WalabotDIY angetestet: Mit dem Smartphone in Wände blicken [mit Video]

Mit dem WalabotDIY kann man zwar nicht wie Superman durch Wände schauen, aber immerhin in Wände. Damit eignet der Smartphone-Sensor eigentlich als perfekter Begleiter für Handwerker. Ein Hands-on.

Der WalabotDIY ist das erste eigene Hardware-Produkt des israelischen Unternehmens Vayyar. Zuerst hat es seine Sensortechnik für 3D-Bilder unter anderem in der Medizin eingesetzt. Es durchleuchtet bei der Brustkrebsuntersuchung das Gewebe und ermöglicht die Erkennung von Tumoren in einer frühen Phase. Inzwischen steckt die Technologie aber auch in Anwendungen für den Smart-Home-Bereich, die Landwirtschaft oder Autos – herkömmlichen und autonomen.

Der WalabotDIY bleibt dabei optisch unspektakulär und erinnert an ein Akku-Pack. Mit einem Gummi-Aufsatz lässt er sich an der Rückseite eines Smartphones befestigen. Der Sensor bietet verschiedene Modi, mit denen sich nicht nur Leitungen und Metall in Wänden erkennen lassen. Sogar Tiere in Zwischenwänden würden sich aufspüren lassen.

Ein Blick in die Wand

Die Multisensortechnologie von Vayyar kommt ohne Kamera aus. Stattdessen basiert sie auf einem Radiofrequenz-System und erzeugt mit diesem ein 3D-Abbild. Das ist im privaten Bereich vor allem sinnvoll, wenn man einen Blick in seine Wände werfen will. Man kann ja nie sicher sein, ob die Leitungen ordentlich verlegt sind oder wo ein Stahlträger sitzt. Mit dem WalabotDIY geht eine Renovierung sehr wahrscheinlich ohne Überraschungen aus.

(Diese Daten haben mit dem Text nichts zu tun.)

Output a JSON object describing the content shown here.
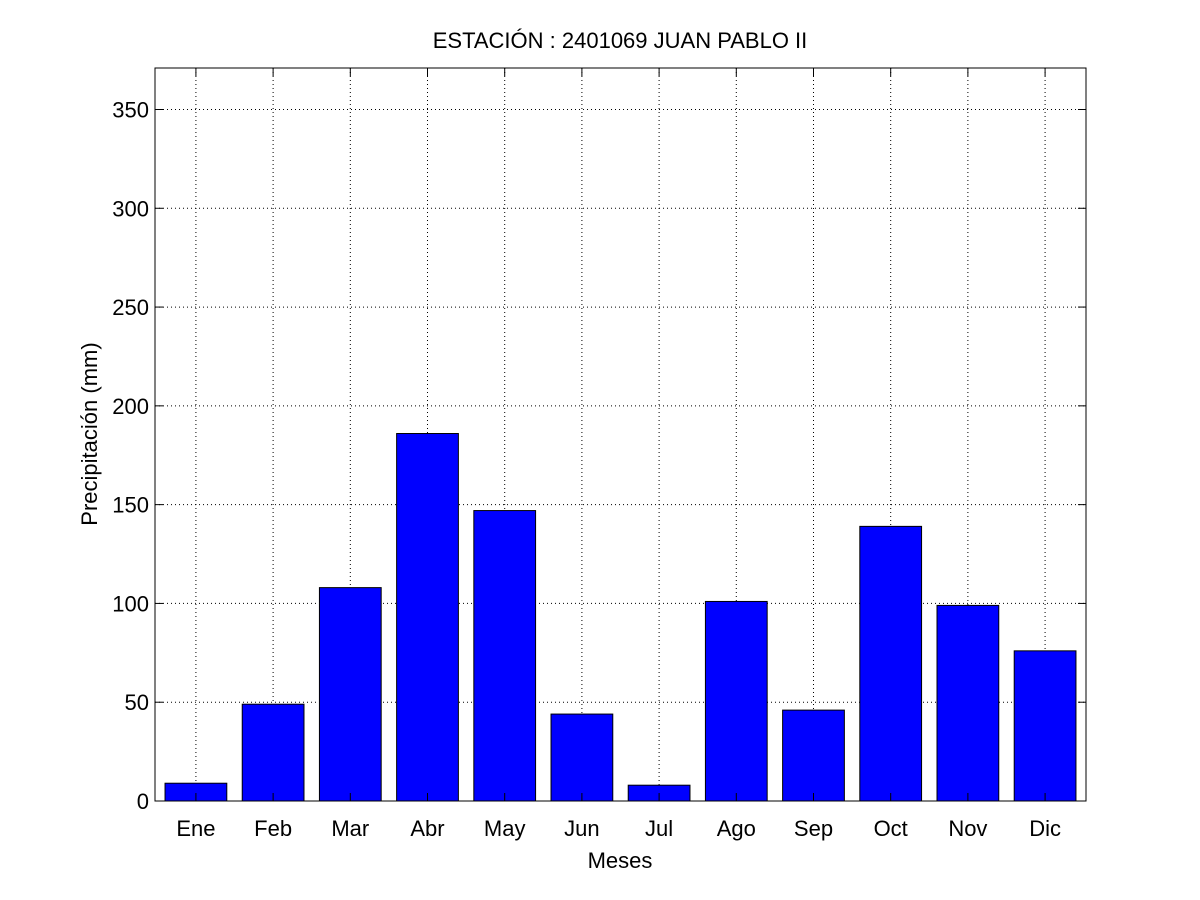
{
  "chart_data": {
    "type": "bar",
    "title": "ESTACIÓN :  2401069  JUAN PABLO II",
    "xlabel": "Meses",
    "ylabel": "Precipitación (mm)",
    "categories": [
      "Ene",
      "Feb",
      "Mar",
      "Abr",
      "May",
      "Jun",
      "Jul",
      "Ago",
      "Sep",
      "Oct",
      "Nov",
      "Dic"
    ],
    "values": [
      9,
      49,
      108,
      186,
      147,
      44,
      8,
      101,
      46,
      139,
      99,
      76
    ],
    "ylim": [
      0,
      371
    ],
    "yticks": [
      0,
      50,
      100,
      150,
      200,
      250,
      300,
      350
    ],
    "grid": true,
    "bar_color": "#0000ff",
    "edge_color": "#000000"
  }
}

Der WalabotDIY(© 2017 CURVED)

Es gibt zwar bereits schon länger Hilfsgeräte, die Stromkabel und Metall in Wänden erkennen. Allerdings sind ihre Piep-Geräusche und unterschiedliche leuchtenden Lampen nicht besonders präzise oder benutzerfreundlich. Der WalabotDIY zeigt Leitungen präziser an und erkennt auch unterschiedliche Materialien. So weiß man nicht nur, dass da etwas ist, sondern auch was.

Die grafische Darstellung bietet allerdings mitunter noch viel Spielraum für das Gesehene. Da besteht noch Verbesserungspotential in der Nutzeroberfläche. Immerhin: Der WalabotDIY funktioniert mit allen Smartphones, auf denen mindestens Android 5.0 Lollipop läuft und die ihn über ihren USB-Anschluss mit Strom versorgen können. Eine iOS-Version befindet sich in Planung.

Vorläufiges Fazit

Der WalabotDIY ist bereits erhältlich und kostet in Europa 99 Euro. Die erste Charge ist bereits ausverkauft. Nachschub sei aber in Sicht, teilte der Hersteller auf der IFA mit. So praktisch das Tool für Handwerker und Hobby-Heimwerker sein mag, optisch gibt es sowohl an der Hard- und der Software noch viel Verbesserungspotential.